1.) $$\sum_{n=1}^\infty(-1)^n\frac{\ln(n)}{\sqrt{n}}$$
I'm having difficulty demonstrating that $\frac{\ln(n+1)}{\sqrt{n+1}} \le \frac{\ln(n)}{\sqrt{n}}$.
Through simple cross multiplication I can get to $\ln(n+1)\sqrt{n} \le \ln(n)\sqrt{n+1}$, but I'm not sure how to prove that the inequality is true for all n after some value N.
2.) $$\sum_{n=1}^\infty \left(\frac{n}{n+1}\right)^{n^2}$$
I don't even know where to begin with this one. I tried using the Root Test as follows:
$$\lim_{n \to \infty}\sqrt[n^2]{\left(\frac{n}{n+1}\right)^{n^2}}$$
I'm actually not sure if I'm allowed to take the $n^2$ root of $|a_n|$ in the first place (some clarification on this would be much appreciated).
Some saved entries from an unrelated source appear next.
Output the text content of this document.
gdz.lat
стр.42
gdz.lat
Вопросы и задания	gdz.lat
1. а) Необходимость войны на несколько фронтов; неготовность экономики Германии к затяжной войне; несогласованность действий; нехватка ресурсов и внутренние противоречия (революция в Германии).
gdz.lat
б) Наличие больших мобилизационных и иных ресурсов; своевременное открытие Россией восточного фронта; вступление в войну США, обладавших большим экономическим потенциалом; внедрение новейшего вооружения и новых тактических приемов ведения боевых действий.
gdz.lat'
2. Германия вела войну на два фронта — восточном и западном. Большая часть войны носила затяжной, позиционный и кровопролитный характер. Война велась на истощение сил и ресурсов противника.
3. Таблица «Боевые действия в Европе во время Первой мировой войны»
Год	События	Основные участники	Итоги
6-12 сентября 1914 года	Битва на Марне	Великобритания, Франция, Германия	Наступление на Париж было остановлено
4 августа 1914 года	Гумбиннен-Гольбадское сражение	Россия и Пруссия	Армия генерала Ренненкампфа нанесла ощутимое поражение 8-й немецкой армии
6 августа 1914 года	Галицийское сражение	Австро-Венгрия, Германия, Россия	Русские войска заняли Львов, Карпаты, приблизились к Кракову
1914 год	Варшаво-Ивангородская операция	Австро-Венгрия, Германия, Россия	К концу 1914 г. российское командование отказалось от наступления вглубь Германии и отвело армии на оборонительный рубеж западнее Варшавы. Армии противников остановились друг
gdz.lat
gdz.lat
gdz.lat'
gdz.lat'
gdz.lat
Either way, using the root test this way just yielded a limit of 1, meaning the test is inconclusive. I don't know what else to try for this particular problem.
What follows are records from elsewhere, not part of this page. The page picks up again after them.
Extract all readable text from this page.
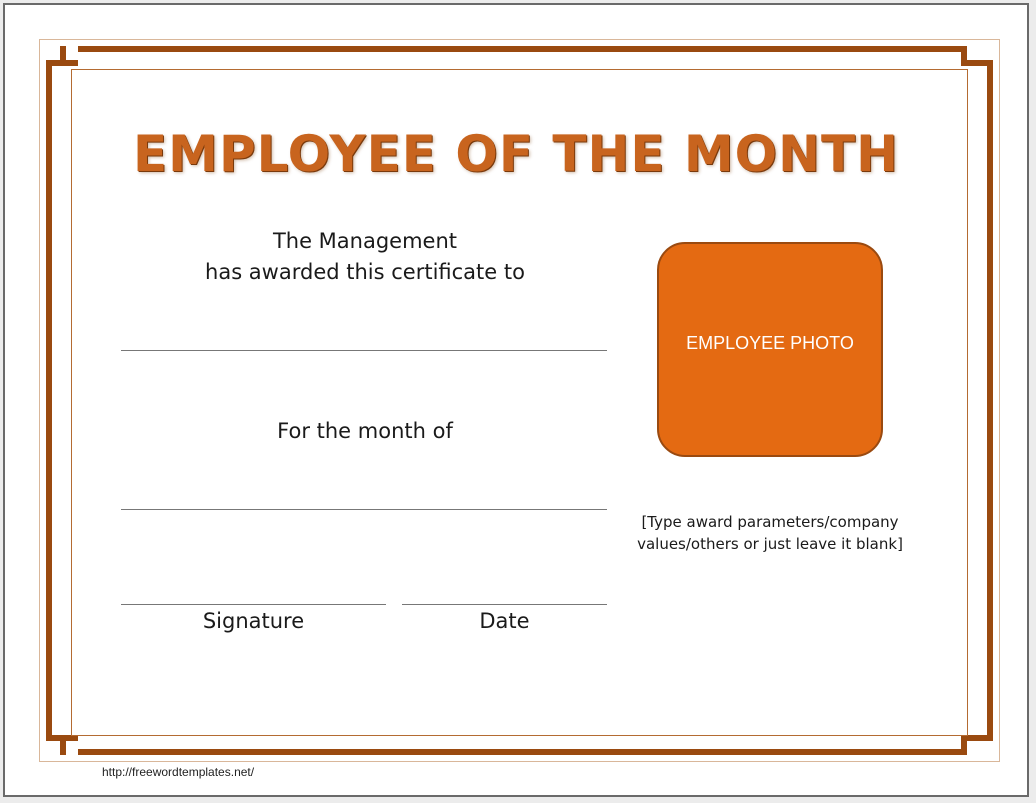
EMPLOYEE OF THE MONTH
The Management
has awarded this certificate to
For the month of
Signature	Date
EMPLOYEE PHOTO
[Type award parameters/company
values/others or just leave it blank]
http://freewordtemplates.net/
Also, two short questions about the validity of some algebraic manipulations I made in some problems I did earlier:
3.) Can I express $$\sum_{n=1}^\infty \frac{1*3*5*\cdot \cdot \cdot* (2n-1)}{2*5*8*\cdot \cdot \cdot * (3n-1)}$$ as $$\sum_{n=1}^\infty \frac{(2n-1)!}{(3n-1)!}$$
4.) In the same vein as above, can I express $$\sum_{k=1}^\infty \frac{(2^{k-1})(3^{k+1})}{k^k}$$
as
$$\sum_{k=1}^\infty \frac{(2^k)(3 * 3^k)}{2k^k}$$
Sorry if these seem obvious, but I've really been second guessing myself a lot since the textbook I'm working through began to cover series. The manipulations were, of course, made with the intent of facilitating the use of the ratio and root tests in 3) and 4) respectively.
Define
$$f(x)=\frac{\log x}{\sqrt x}\implies f'(x)=\frac{\frac1{\sqrt x}-\frac{\log x}{2\sqrt x}}{x}=\frac{2-\log x}{2x\sqrt x}<0\iff \log x>2\iff x>e^2$$
and thus the function is monotonic descending for $\;x>e^2\;$ , and the sequence $\;\frac{\log n}{\sqrt n}\;$ is monotonic descending for $\;n>e^2\cong7.38\iff n\ge 8\;$
For two, with the $\;n-$ th root test:
$$\sqrt[n]{\frac1{\left(1+\frac1n\right)^{n^2}}}=\frac1{\left(1+\frac1n\right)^n}\xrightarrow[n\to\infty]{}\frac1e<e$$
For (3). No, I don't think you can as you do not have succesive multiplying factors neither in the numerator nor in the denominator.
For(4). Yes, that is an algebraic identity, though I'd rather do
$$\sum_{k=1}^\infty\frac{2^{k-1}3^{k+1}}{k^k}=\frac32\sum_{k=1}^\infty\left(\frac6k\right)^k$$
and now you can use the root test, for example.